I stand, nod in a final salute to my friend, and move away in the darkness. There are people I can still save.
* * *
My name is Jacob Ashton, and I have been elected mayor of Henge. At least…in the daytime, and here on the mountainside where many of us now live. Eisler’s people have also moved out of Henge proper, but mostly to the north. The town itself decays further by the day. I wish I thought it would ever be rebuilt. It was never much of a place, I realize. But it was home.
We have been fighting skirmishes with Eisler’s people for months, and although numbers dwindle on both sides the ferocity of their attacks seems only to increase with time. Ours, too. It cannot end well.
The…polarization…has continued. Most of our group sleep very heavily through the night. Many cannot wake at all after the sun has set. Eisler’s people appear to have the opposite problem. Though I don’t know whether the Chief has developed fangs or a thirst for blood—Bob may have been unique in that—I do know that Eisler hunts our people every night.
I don’t sleep at all anymore, and a few others remain awake with me, but all our people are much stronger by day than by night. And so we hide our people when and where we can. And during the day, we hunt.
Eisler’s people are good at finding us. And we find them too. We set traps and prepare ambushes. So do they.
Unfortunately this means we are slaughtering each other. I don’t know how to stop this. I have tried to surrender myself, hoping Eisler would be satisfied with my death, but…
I fought once for the freedom of choice, the freedom to think and decide as individuals, as we all once did. Before. And we won that battle—Reverend Bob, the strongest of us all, is gone. But more and more, as we huddle together or scatter in fear on one side or the other of what used to be our town, our thoughts merge. Not in everything. But in some things there is little choice remaining.
In short: my people will not let me go. They hold me close.
I no longer expect any sort of rescue or resolution from outside Henge. We have seen no travelers, no new people of any kind, for several months. We are not
certain there are other survivors. At all. Anywhere. I try to tell myself that the world is a big place, that there may be people somewhere who will survive all this. Somehow. It may even be true.

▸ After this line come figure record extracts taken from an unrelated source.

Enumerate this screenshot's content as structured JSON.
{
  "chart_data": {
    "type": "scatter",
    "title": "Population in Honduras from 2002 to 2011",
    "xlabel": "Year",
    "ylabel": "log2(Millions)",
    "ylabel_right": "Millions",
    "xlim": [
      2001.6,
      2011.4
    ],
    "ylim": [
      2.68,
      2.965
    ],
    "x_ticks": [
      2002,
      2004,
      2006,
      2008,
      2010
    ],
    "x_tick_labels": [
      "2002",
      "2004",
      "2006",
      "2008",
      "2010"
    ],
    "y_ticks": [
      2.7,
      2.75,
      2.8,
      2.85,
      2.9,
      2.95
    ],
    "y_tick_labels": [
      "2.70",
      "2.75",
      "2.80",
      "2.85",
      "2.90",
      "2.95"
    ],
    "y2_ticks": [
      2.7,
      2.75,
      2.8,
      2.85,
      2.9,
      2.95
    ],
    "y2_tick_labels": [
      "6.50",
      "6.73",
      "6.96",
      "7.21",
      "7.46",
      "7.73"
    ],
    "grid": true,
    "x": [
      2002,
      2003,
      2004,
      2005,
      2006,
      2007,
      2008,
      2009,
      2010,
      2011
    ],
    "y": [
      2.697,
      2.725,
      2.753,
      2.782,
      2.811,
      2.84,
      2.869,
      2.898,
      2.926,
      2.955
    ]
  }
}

I have asked those of our citizens who are still capable of writing to record their stories. We are storing many copies of each, though I don’t stress that aspect when I talk about it. I tell them it’s for future generations, but…since the changes began, none of us have produced any new children. Maybe we can’t do that anymore. It is strange.
But maybe things are better, somewhere. Maybe there are people who have held on to more of their humanity. Maybe someday, possibly long after we are gone, they will discover our records.

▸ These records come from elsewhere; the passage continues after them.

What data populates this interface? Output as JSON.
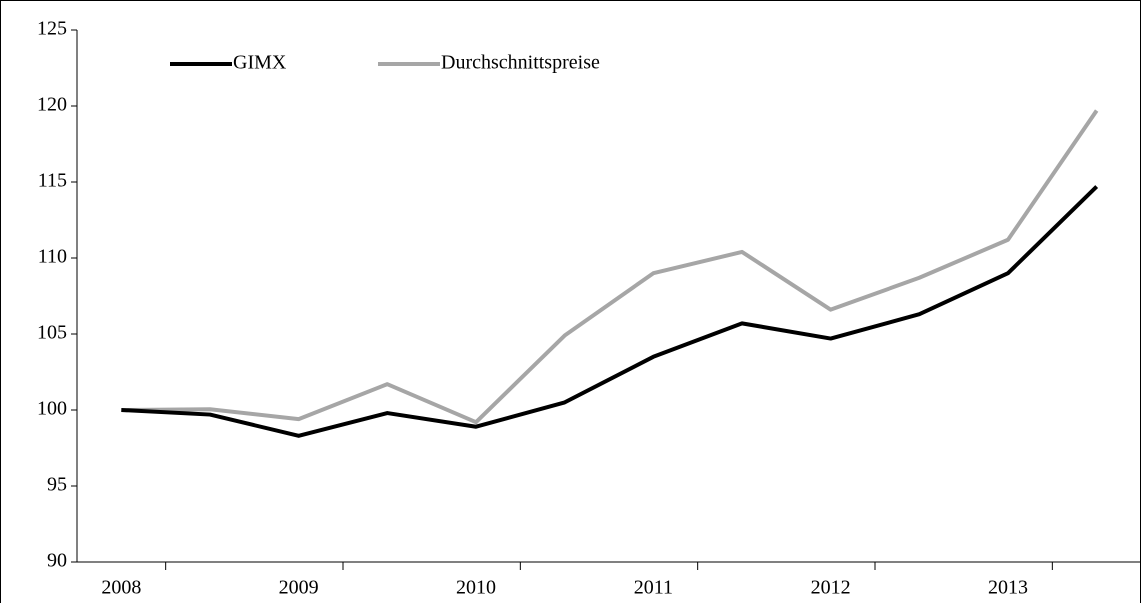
{
  "chart_data": {
    "type": "line",
    "categories": [
      "2008",
      null,
      "2009",
      null,
      "2010",
      null,
      "2011",
      null,
      "2012",
      null,
      "2013",
      null
    ],
    "series": [
      {
        "name": "GIMX",
        "color": "#000000",
        "values": [
          100,
          99.7,
          98.3,
          99.8,
          98.9,
          100.5,
          103.5,
          105.7,
          104.7,
          106.3,
          109,
          114.7
        ]
      },
      {
        "name": "Durchschnittspreise",
        "color": "#a6a6a6",
        "values": [
          100,
          100.05,
          99.4,
          101.7,
          99.2,
          104.9,
          109,
          110.4,
          106.6,
          108.7,
          111.2,
          119.7
        ]
      }
    ],
    "ylim": [
      90,
      125
    ],
    "yticks": [
      90,
      95,
      100,
      105,
      110,
      115,
      120,
      125
    ],
    "grid": false,
    "legend": "top-left"
  }
}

I do not think we will be here, ourselves, much longer. Though a few may survive, and perhaps they will find a way to breed. Perhaps their descendants will be a free people, again. Someday. They may be people of the day, or people of the night, or people who live in both. I don’t really care. I just hope they will exist. The trend so far hasn’t been in that direction.
I had some hope that the Hunters would scatter, or move away, and continue their apparently uncomplicated lives. But…they’ve been assimilating instead. One by one, so many of them join us by day. Others join Eisler’s people by night. Maybe some will remain independent, but again: the trend does not look good for them.
And so I speak to you, Future Reader. Whether you will ever become real is not something I can decide. But I do have one hope remaining. One wish I still hold tight.
Remember us, if you can. Remember our town, where the end of old-style humanity may have had its beginning. Remember our families, our friends, and our struggles to survive. And bear in mind that we have all been pushed beyond our limits.
We were mostly good people, once. And we did what we could as the world burned down around us.
I hope you will do the same.
I hope it works out better for you than it did for us.